(a) | $x^n \to x^{n-1} \quad \frac{dy}{dx} = 3x^2 - 2 \times 2x - 1$ | M1 A1 | $x^n \to x^{n-1}$ for any term including $3 \to 0$. $\left(\frac{dy}{dx}\right) = 3x^2 - 2 \times 2x - 1$. There is no need to see any simplification.

| Sub $x=2$ | M1 | Sub $x=2$ into their $f'(x)$.
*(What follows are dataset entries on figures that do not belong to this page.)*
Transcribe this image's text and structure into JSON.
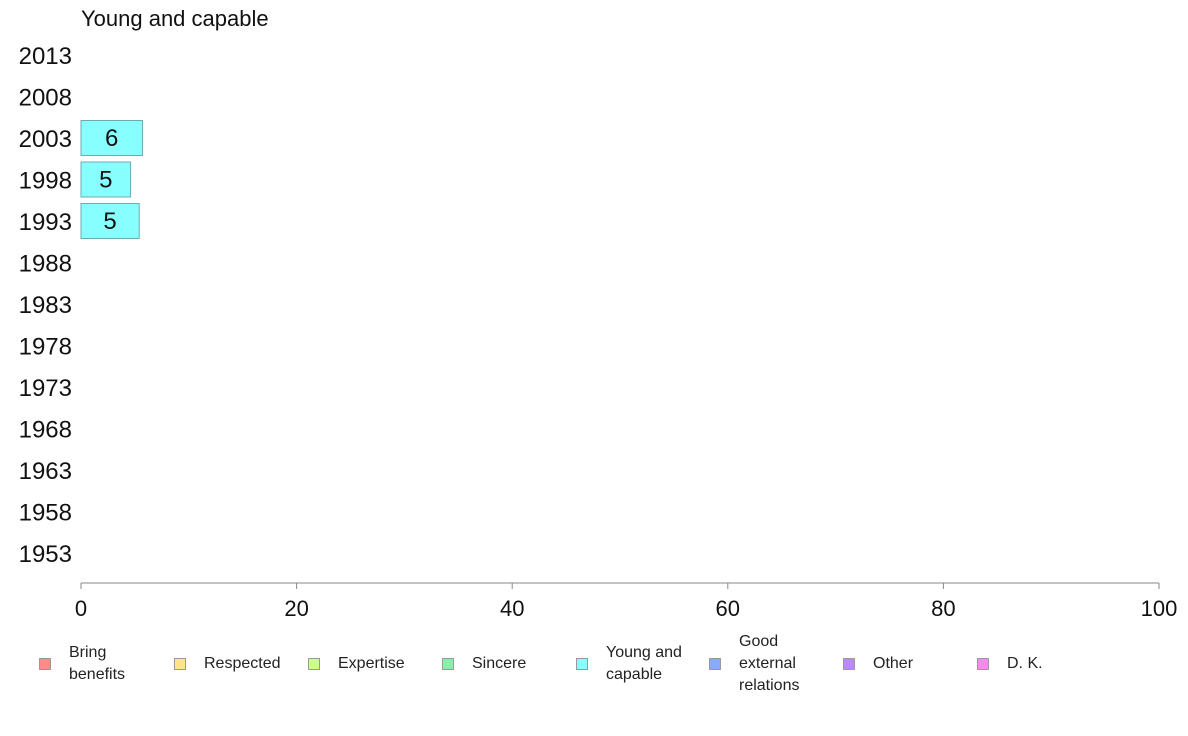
{
  "chart_data": {
    "type": "bar",
    "orientation": "horizontal",
    "title": "Young and capable",
    "categories": [
      "2013",
      "2008",
      "2003",
      "1998",
      "1993",
      "1988",
      "1983",
      "1978",
      "1973",
      "1968",
      "1963",
      "1958",
      "1953"
    ],
    "series": [
      {
        "name": "Young and capable",
        "color": "#88ffff",
        "values": [
          null,
          null,
          5.7,
          4.6,
          5.4,
          null,
          null,
          null,
          null,
          null,
          null,
          null,
          null
        ],
        "data_labels": [
          "",
          "",
          "6",
          "5",
          "5",
          "",
          "",
          "",
          "",
          "",
          "",
          "",
          ""
        ]
      }
    ],
    "xlim": [
      0,
      100
    ],
    "xticks": [
      "0",
      "20",
      "40",
      "60",
      "80",
      "100"
    ],
    "grid": false,
    "legend_position": "bottom"
  },
  "legend": [
    {
      "label": "Bring\nbenefits",
      "color": "#ff8a8a"
    },
    {
      "label": "Respected",
      "color": "#ffe48a"
    },
    {
      "label": "Expertise",
      "color": "#ccff8a"
    },
    {
      "label": "Sincere",
      "color": "#88f0a8"
    },
    {
      "label": "Young and\ncapable",
      "color": "#88ffff"
    },
    {
      "label": "Good\nexternal\nrelations",
      "color": "#88aaff"
    },
    {
      "label": "Other",
      "color": "#bb88ff"
    },
    {
      "label": "D. K.",
      "color": "#ff88ee"
    }
  ]
}
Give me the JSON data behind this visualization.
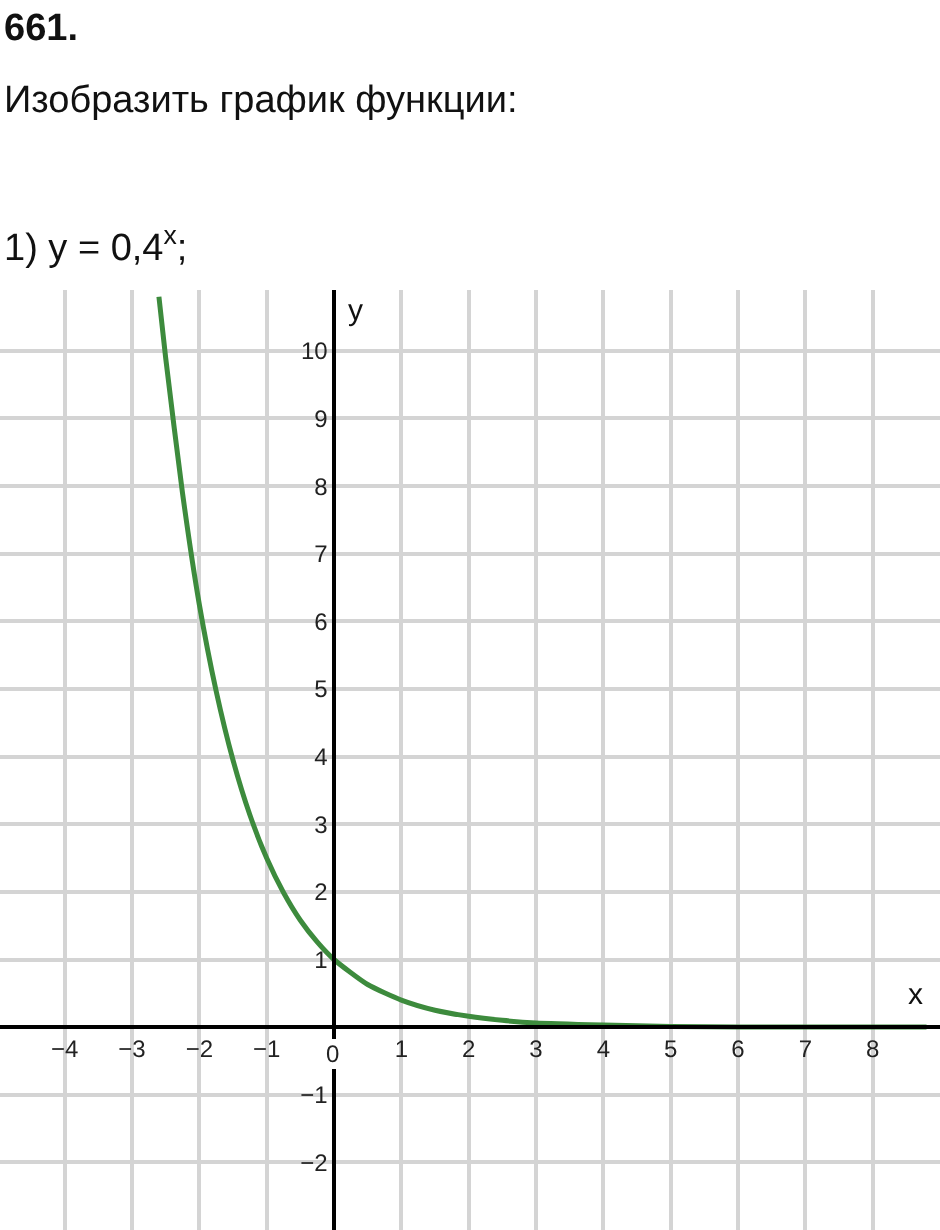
{
  "chart_data": {
    "type": "line",
    "title": "661.",
    "subtitle": "Изобразить график функции:",
    "annotations": [
      "1) y = 0,4$^{x}$;"
    ],
    "xlabel": "x",
    "ylabel": "y",
    "x": [
      -2.6,
      -2.5,
      -2.25,
      -2,
      -1.75,
      -1.5,
      -1.25,
      -1,
      -0.75,
      -0.5,
      -0.25,
      0,
      0.5,
      1,
      1.5,
      2,
      2.5,
      3,
      4,
      5,
      6,
      8.8
    ],
    "series": [
      {
        "color": "#3d8b3d",
        "values": [
          10.8,
          9.9,
          7.9,
          6.25,
          4.97,
          3.95,
          3.14,
          2.5,
          1.99,
          1.58,
          1.26,
          1,
          0.63,
          0.4,
          0.25,
          0.16,
          0.1,
          0.06,
          0.03,
          0.01,
          0,
          0
        ]
      }
    ],
    "xlim": [
      -4.96,
      9.0
    ],
    "ylim": [
      -3.0,
      10.9
    ],
    "xticks": [
      -4,
      -3,
      -2,
      -1,
      0,
      1,
      2,
      3,
      4,
      5,
      6,
      7,
      8
    ],
    "yticks": [
      -2,
      -1,
      1,
      2,
      3,
      4,
      5,
      6,
      7,
      8,
      9,
      10
    ],
    "grid": true,
    "marker": "none",
    "line_style": "solid"
  }
}
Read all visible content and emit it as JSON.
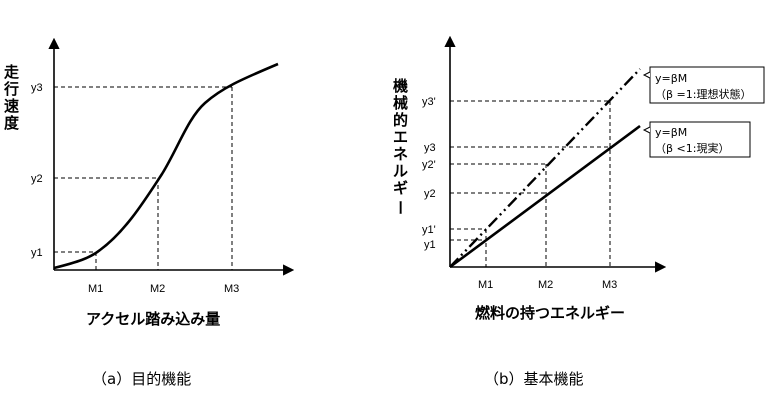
{
  "left_diagram": {
    "caption": "（a）目的機能",
    "y_axis_label": [
      "走",
      "行",
      "速",
      "度"
    ],
    "x_axis_label": "アクセル踏み込み量",
    "x_ticks": [
      "M1",
      "M2",
      "M3"
    ],
    "y_ticks": [
      "y1",
      "y2",
      "y3"
    ]
  },
  "right_diagram": {
    "caption": "（b）基本機能",
    "y_axis_label": [
      "機",
      "械",
      "的",
      "エ",
      "ネ",
      "ル",
      "ギ",
      "ー"
    ],
    "x_axis_label": "燃料の持つエネルギー",
    "x_ticks": [
      "M1",
      "M2",
      "M3"
    ],
    "y_ticks": [
      "y1",
      "y1'",
      "y2",
      "y2'",
      "y3",
      "y3'"
    ],
    "ideal_label": {
      "line1": "y=βM",
      "line2": "（β =1:理想状態）"
    },
    "real_label": {
      "line1": "y=βM",
      "line2": "（β <1:現実）"
    }
  }
}
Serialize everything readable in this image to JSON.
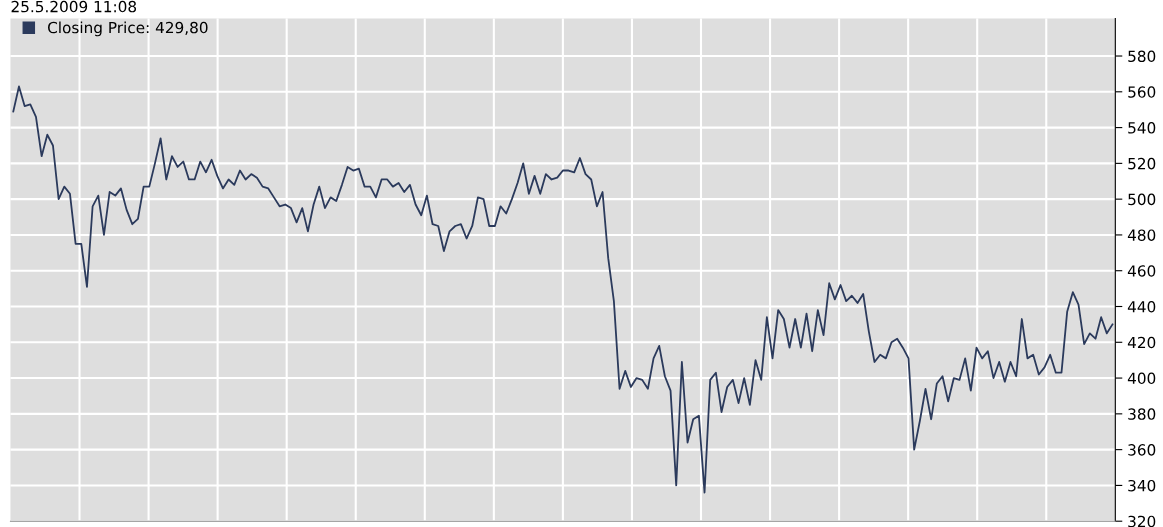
{
  "chart_data": {
    "type": "line",
    "title": "25.5.2009 11:08",
    "categories": [
      null,
      null,
      null,
      null,
      null,
      null,
      null,
      null,
      null,
      null,
      null,
      null,
      null,
      null,
      null,
      null,
      null,
      null,
      null,
      null,
      null,
      null,
      null,
      null,
      null,
      null,
      null,
      null,
      null,
      null,
      null,
      null,
      null,
      null,
      null,
      null,
      null,
      null,
      null,
      null,
      null,
      null,
      null,
      null,
      null,
      null,
      null,
      null,
      null,
      null,
      null,
      null,
      null,
      null,
      null,
      null,
      null,
      null,
      null,
      null,
      null,
      null,
      null,
      null,
      null,
      null,
      null,
      null,
      null,
      null,
      null,
      null,
      null,
      null,
      null,
      null,
      null,
      null,
      null,
      null,
      null,
      null,
      null,
      null,
      null,
      null,
      null,
      null,
      null,
      null,
      null,
      null,
      null,
      null,
      null,
      null,
      null,
      null,
      null,
      null,
      null,
      null,
      null,
      null,
      null,
      null,
      null,
      null,
      null,
      null,
      null,
      null,
      null,
      null,
      null,
      null,
      null,
      null,
      null,
      null,
      null,
      null,
      null,
      null,
      null,
      null,
      null,
      null,
      null,
      null,
      null,
      null,
      null,
      null,
      null,
      null,
      null,
      null,
      null,
      null,
      null,
      null,
      null,
      null,
      null,
      null,
      null,
      null,
      null,
      null,
      null,
      null,
      null,
      null,
      null,
      null,
      null,
      null,
      null,
      null,
      null,
      null,
      null,
      null,
      null,
      null,
      null,
      null,
      null,
      null,
      null,
      null,
      null,
      null,
      null,
      null,
      null,
      null,
      null,
      null,
      null,
      null,
      null,
      null,
      null,
      null,
      null,
      null,
      null,
      null,
      null,
      null,
      null,
      null,
      null
    ],
    "series": [
      {
        "name": "Closing Price: 429,80",
        "color": "#2b3a5c",
        "values": [
          549,
          563,
          552,
          553,
          546,
          524,
          536,
          530,
          500,
          507,
          503,
          475,
          475,
          451,
          496,
          502,
          480,
          504,
          502,
          506,
          494,
          486,
          489,
          507,
          507,
          520,
          534,
          511,
          524,
          518,
          521,
          511,
          511,
          521,
          515,
          522,
          513,
          506,
          511,
          508,
          516,
          511,
          514,
          512,
          507,
          506,
          501,
          496,
          497,
          495,
          487,
          495,
          482,
          497,
          507,
          495,
          501,
          499,
          508,
          518,
          516,
          517,
          507,
          507,
          501,
          511,
          511,
          507,
          509,
          504,
          508,
          497,
          491,
          502,
          486,
          485,
          471,
          482,
          485,
          486,
          478,
          485,
          501,
          500,
          485,
          485,
          496,
          492,
          500,
          509,
          520,
          503,
          513,
          503,
          514,
          511,
          512,
          516,
          516,
          515,
          523,
          514,
          511,
          496,
          504,
          467,
          443,
          394,
          404,
          395,
          400,
          399,
          394,
          411,
          418,
          401,
          393,
          340,
          409,
          364,
          377,
          379,
          336,
          399,
          403,
          381,
          395,
          399,
          386,
          400,
          385,
          410,
          399,
          434,
          411,
          438,
          433,
          417,
          433,
          417,
          436,
          415,
          438,
          424,
          453,
          444,
          452,
          443,
          446,
          442,
          447,
          426,
          409,
          413,
          411,
          420,
          422,
          417,
          411,
          360,
          376,
          394,
          377,
          397,
          401,
          387,
          400,
          399,
          411,
          393,
          417,
          411,
          415,
          400,
          409,
          398,
          409,
          401,
          433,
          411,
          413,
          402,
          406,
          413,
          403,
          403,
          437,
          448,
          441,
          419,
          425,
          422,
          434,
          425,
          430
        ]
      }
    ],
    "ylim": [
      320,
      601
    ],
    "yticks": [
      320,
      340,
      360,
      380,
      400,
      420,
      440,
      460,
      480,
      500,
      520,
      540,
      560,
      580
    ],
    "grid": true,
    "legend": "top left",
    "tick_labels": "y"
  }
}
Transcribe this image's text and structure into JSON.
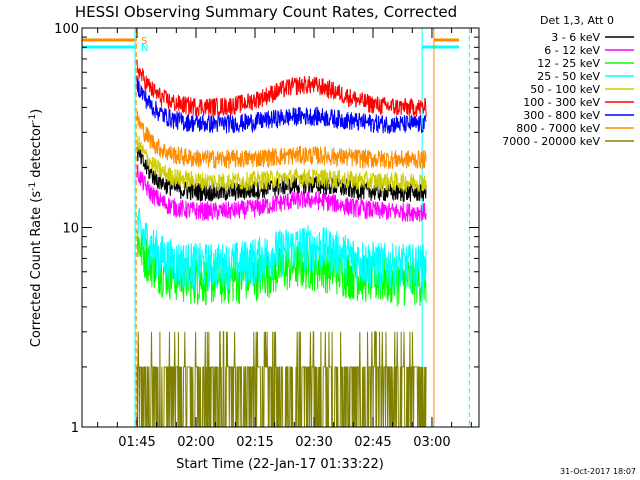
{
  "chart_data": {
    "type": "line",
    "title": "HESSI Observing Summary Count Rates, Corrected",
    "xlabel": "Start Time (22-Jan-17 01:33:22)",
    "ylabel_main": "Corrected Count Rate (s",
    "ylabel_sup1": "-1",
    "ylabel_mid": " detector",
    "ylabel_sup2": "-1",
    "ylabel_end": ")",
    "yscale": "log",
    "ylim": [
      1,
      100
    ],
    "xlim_min": [
      -12,
      87
    ],
    "x_ticks": [
      {
        "min": 0,
        "label": "01:45"
      },
      {
        "min": 15,
        "label": "02:00"
      },
      {
        "min": 30,
        "label": "02:15"
      },
      {
        "min": 45,
        "label": "02:30"
      },
      {
        "min": 60,
        "label": "02:45"
      },
      {
        "min": 75,
        "label": "03:00"
      }
    ],
    "y_ticks": [
      {
        "value": 1,
        "label": "1"
      },
      {
        "value": 10,
        "label": "10"
      },
      {
        "value": 100,
        "label": "100"
      }
    ],
    "legend_title": "Det 1,3, Att 0",
    "legend_position": "right",
    "footer_date": "31-Oct-2017 18:07",
    "flags": [
      {
        "label": "S",
        "color": "#ff8c00",
        "gaps_min": [
          [
            -0.5,
            75.5
          ]
        ]
      },
      {
        "label": "N",
        "color": "#00ffff",
        "gaps_min": [
          [
            -0.5,
            72.5
          ]
        ]
      }
    ],
    "night_lines_min": [
      -0.5,
      -0.2,
      72.5,
      75.5,
      84.5
    ],
    "data_window_min": [
      0,
      73.5
    ],
    "series": [
      {
        "name": "3 - 6 keV",
        "color": "#000000",
        "base": 15,
        "hump": 1.1
      },
      {
        "name": "6 - 12 keV",
        "color": "#ff00ff",
        "base": 12,
        "hump": 1.15
      },
      {
        "name": "12 - 25 keV",
        "color": "#00ff00",
        "base": 5.5,
        "hump": 1.2
      },
      {
        "name": "25 - 50 keV",
        "color": "#00ffff",
        "base": 6.5,
        "hump": 1.25
      },
      {
        "name": "50 - 100 keV",
        "color": "#cccc00",
        "base": 17,
        "hump": 1.05
      },
      {
        "name": "100 - 300 keV",
        "color": "#ff0000",
        "base": 40,
        "hump": 1.3
      },
      {
        "name": "300 - 800 keV",
        "color": "#0000ff",
        "base": 33,
        "hump": 1.1
      },
      {
        "name": "800 - 7000 keV",
        "color": "#ff8c00",
        "base": 22,
        "hump": 1.05
      },
      {
        "name": "7000 - 20000 keV",
        "color": "#808000",
        "base": 1.5,
        "hump": 1.0
      }
    ]
  }
}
| $\frac{dy}{dx} = 3 \times 2^2 - 2 \times 4 - 1 = (3)$ | | |

| $3 = \frac{y-1}{x-2}$ | dM1 | Uses their numerical gradient with $(2, 1)$ to find an equation of a tangent to $y = f(x)$. It is dependent upon both M's. Accept their $\left|\frac{dy}{dx}\right| = 3 \times 2^2 - 2 \times 4 - 1$. Both signs must be correct.

| $y = 3x - 5$ cso | A1* | Cso $y = 3x - 5$. This is a given answer and all steps must be correct. Look for gradient $= 3$ having been achieved by differentiation.

(b) | At $Q$ $\frac{dy}{dx} = 3x^2 - 4x - 1 = 3$ | M1 | Sets their $\frac{dy}{dx} = 3$ and proceeds to a 3TQ = 0. Condone errors on $\left(\frac{dy}{dx}\right)$.

| $3x^2 - 4x - 4 = 0$ | | |

| $(3x + 2)(x - 2) = 0$ | dM1 | Factorises their 3TQ (usual rules) leading to a solution $x = ...$. It is dependent upon the previous M. Award also for use of formula/completion of square as long as the previous M has been awarded.

| $x = -\frac{2}{3}$ | A1 | $x = -\frac{2}{3}$.

| Sub $x = -\frac{2}{3}$ into $y = x^3 - 2x^2 - x + 3$ | dM1 | Sub their $x = -\frac{2}{3}$ into $y = x^3 - 2x^2 - x + 3$. It is dependent only upon the first M in (b) having been scored.

| $y = \frac{67}{27}$ | A1 | Correct $y$ coordinate $y = \frac{67}{27}$ or equivalent.